Sarah told how the letter that lands on the doormat can, unfortunately, be dated about two weeks before the taxpayer receives it. The typical response window HMRC gives you is 30 days. That’s not a long window for responses, especially if you don’t even notice the letter straight away. Sarah recalled a case where the letter was issued on the 23rd of December and not opened until mid-January, for obvious holiday reasons.
The most common mistake is understandable: taxpayers get the letter, see a long list of information requests, start gathering documents, ask HMRC for more time, and then consider engaging a specialist once they’ve done the paperwork.
But according to Sarah, that’s the wrong order. “Our role is not to act as some sort of post box once you’ve got your documents ready.”

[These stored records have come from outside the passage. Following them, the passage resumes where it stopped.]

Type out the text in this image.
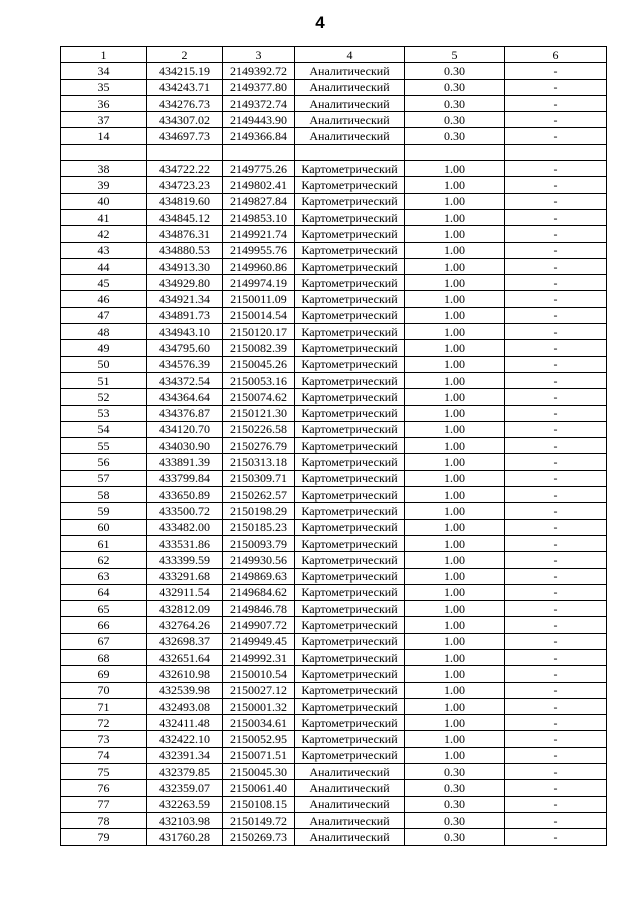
4
1	2	3	4	5	6
34	434215.19	2149392.72	Аналитический	0.30	-
35	434243.71	2149377.80	Аналитический	0.30	-
36	434276.73	2149372.74	Аналитический	0.30	-
37	434307.02	2149443.90	Аналитический	0.30	-
14	434697.73	2149366.84	Аналитический	0.30	-

38	434722.22	2149775.26	Картометрический	1.00	-
39	434723.23	2149802.41	Картометрический	1.00	-
40	434819.60	2149827.84	Картометрический	1.00	-
41	434845.12	2149853.10	Картометрический	1.00	-
42	434876.31	2149921.74	Картометрический	1.00	-
43	434880.53	2149955.76	Картометрический	1.00	-
44	434913.30	2149960.86	Картометрический	1.00	-
45	434929.80	2149974.19	Картометрический	1.00	-
46	434921.34	2150011.09	Картометрический	1.00	-
47	434891.73	2150014.54	Картометрический	1.00	-
48	434943.10	2150120.17	Картометрический	1.00	-
49	434795.60	2150082.39	Картометрический	1.00	-
50	434576.39	2150045.26	Картометрический	1.00	-
51	434372.54	2150053.16	Картометрический	1.00	-
52	434364.64	2150074.62	Картометрический	1.00	-
53	434376.87	2150121.30	Картометрический	1.00	-
54	434120.70	2150226.58	Картометрический	1.00	-
55	434030.90	2150276.79	Картометрический	1.00	-
56	433891.39	2150313.18	Картометрический	1.00	-
57	433799.84	2150309.71	Картометрический	1.00	-
58	433650.89	2150262.57	Картометрический	1.00	-
59	433500.72	2150198.29	Картометрический	1.00	-
60	433482.00	2150185.23	Картометрический	1.00	-
61	433531.86	2150093.79	Картометрический	1.00	-
62	433399.59	2149930.56	Картометрический	1.00	-
63	433291.68	2149869.63	Картометрический	1.00	-
64	432911.54	2149684.62	Картометрический	1.00	-
65	432812.09	2149846.78	Картометрический	1.00	-
66	432764.26	2149907.72	Картометрический	1.00	-
67	432698.37	2149949.45	Картометрический	1.00	-
68	432651.64	2149992.31	Картометрический	1.00	-
69	432610.98	2150010.54	Картометрический	1.00	-
70	432539.98	2150027.12	Картометрический	1.00	-
71	432493.08	2150001.32	Картометрический	1.00	-
72	432411.48	2150034.61	Картометрический	1.00	-
73	432422.10	2150052.95	Картометрический	1.00	-
74	432391.34	2150071.51	Картометрический	1.00	-
75	432379.85	2150045.30	Аналитический	0.30	-
76	432359.07	2150061.40	Аналитический	0.30	-
77	432263.59	2150108.15	Аналитический	0.30	-
78	432103.98	2150149.72	Аналитический	0.30	-
79	431760.28	2150269.73	Аналитический	0.30	-
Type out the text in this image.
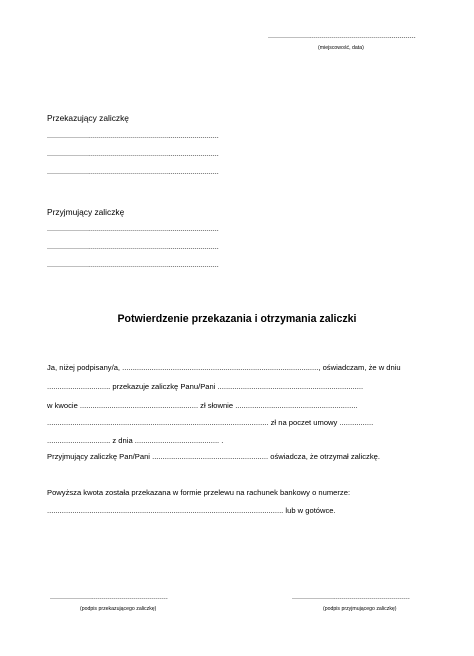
..........................................................................
(miejscowość, data)
Przekazujący zaliczkę
......................................................................................
......................................................................................
......................................................................................
Przyjmujący zaliczkę
......................................................................................
......................................................................................
......................................................................................
Potwierdzenie przekazania i otrzymania zaliczki
Ja, niżej podpisany/a, ............................................................................................., oświadczam, że w dniu
.............................. przekazuje zaliczkę Panu/Pani .....................................................................
w kwocie ........................................................ zł słownie ..........................................................
......................................................................................................... zł na poczet umowy ................
.............................. z dnia ........................................ .
Przyjmujący zaliczkę Pan/Pani ....................................................... oświadcza, że otrzymał zaliczkę.
Powyższa kwota została przekazana w formie przelewu na rachunek bankowy o numerze:
................................................................................................................ lub w gotówce.
...........................................................
(podpis przekazującego zaliczkę)
...........................................................
(podpis przyjmującego zaliczkę)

A tax specialist’s first task, therefore, isn’t to gather but to filter. They review what HMRC has asked for and ask a prior question: are they even entitled to this? HMRC can only request information “reasonably required” to check the point at issue. That request must be proportionate to the perceived tax risk. A wish list is not a legal obligation.
“It’s very dangerous for clients to start letting HMRC lead things and just treating their wish list as an action plan and sending things off unsupported.”
Engaging a specialist can also reset the clock. Sarah’s standard approach is to contact HMRC immediately and request that the deadline restart from her date of engagement. She’s found it to be an approach HMRC accepts routinely.